This definitive retrospective of Steve McCurry’s work in Afghanistan spans almost four decades of pictures. Depicting a rare and disarming humanity, McCurry photographs that seemingly blighted yet beautiful country with remarkable skill and passion. “They are a proud people, eyes leveled straight, in contempt as much as in curiosity: these are the faces, both male and female, that peer so defiantly from Steve’s magnificent photographs.” Afghanistan is a country overwhelmed by tribal rivalries, colonial wars, and geo-political conflict.
The Afghans have always called their mountains “the land of rebellion.” In spite of this, born of chaos and entrenched conflict are these most breathtaking of images. American photographer Steve McCurry has traveled to Afghanistan regularly for almost four decades to document its people with a rare and disarming humanity. His most striking 1984 portrait Afghan Girl has graced the covers of magazines the world over, in equal parts haunting and evoking remarkable grace and dignity. In common with so much of McCurry’s work, it has a timeless, painterly quality —entirely at odds with the battle-torn backdrop of the region in which it was taken.

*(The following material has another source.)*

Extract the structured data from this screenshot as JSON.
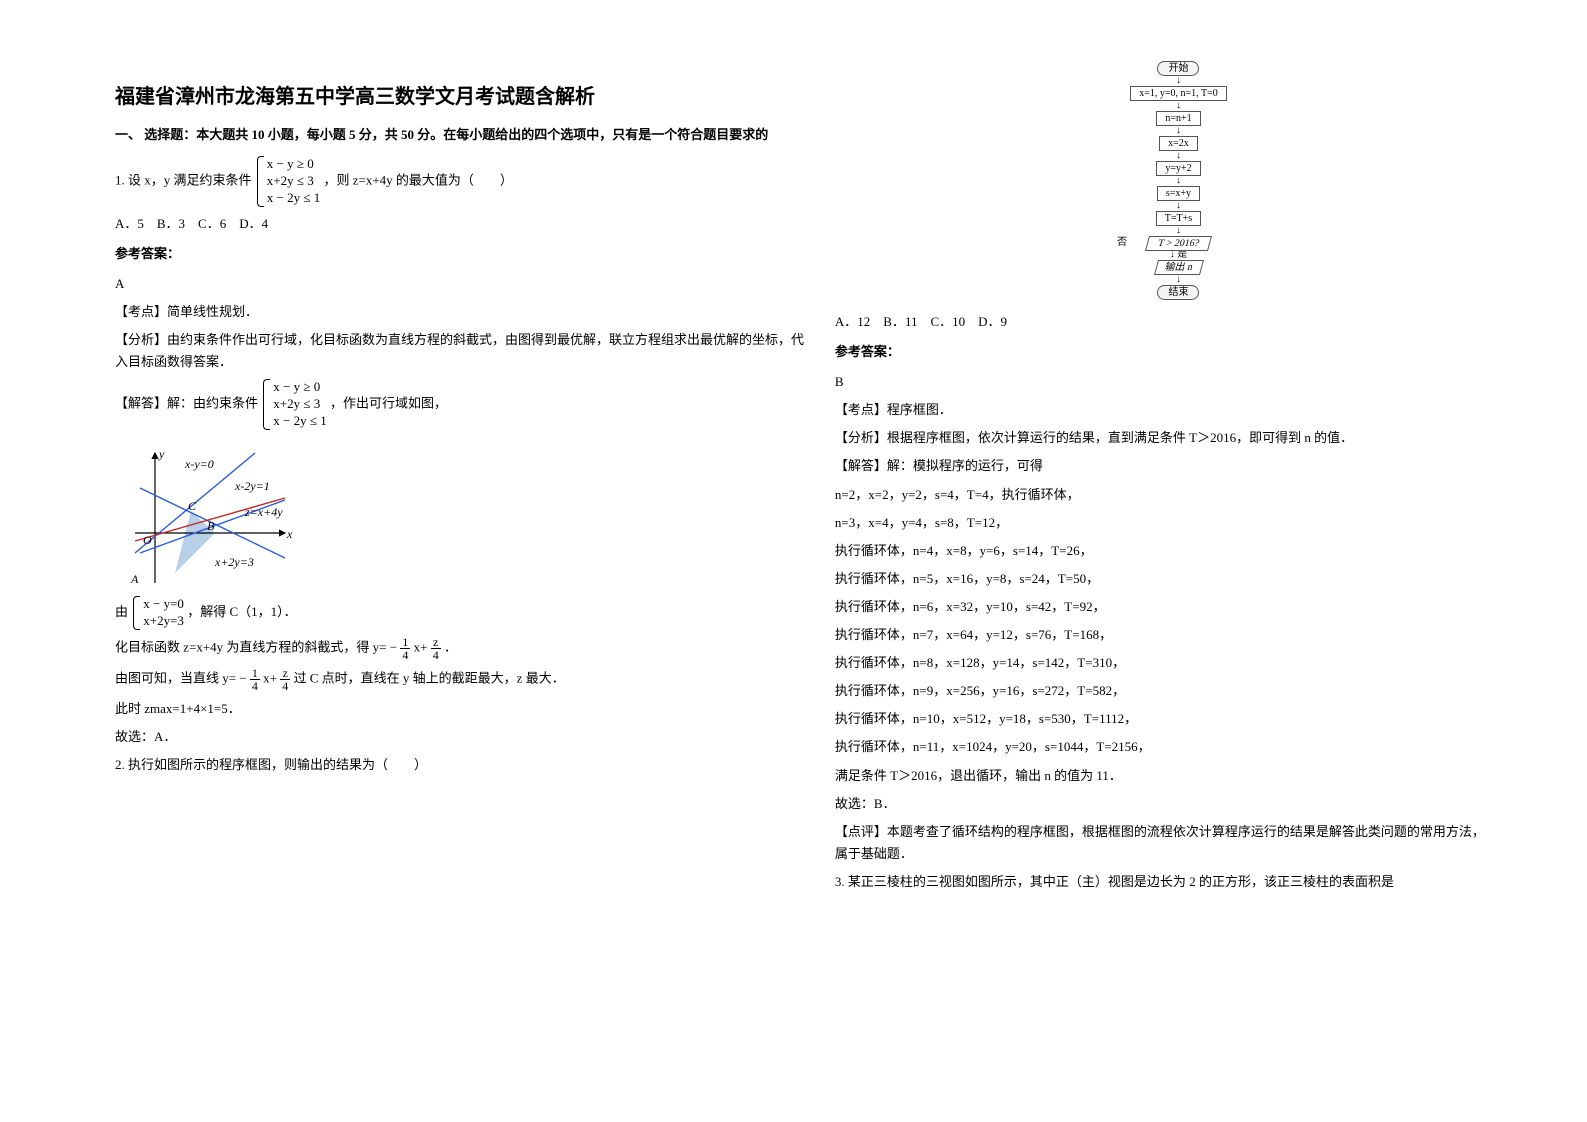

Steve McCurry has always been subjected to dangers that are an inevitable part of life “on the road” for photographers. He often ventured behind the lines, usually at great risk; his first trip to Afghanistan in 1979 involved him dressing in Afghan robes in order to be smuggled across the border from Pakistan. That journey into the treacherous, unpredictable landscape—territory controlled at various times by the Mujahideen, the Russians, and the Taliban—was one that McCurry would make numerous times. Many other photographers would follow in his footsteps, but none would return with such a flawless body of work.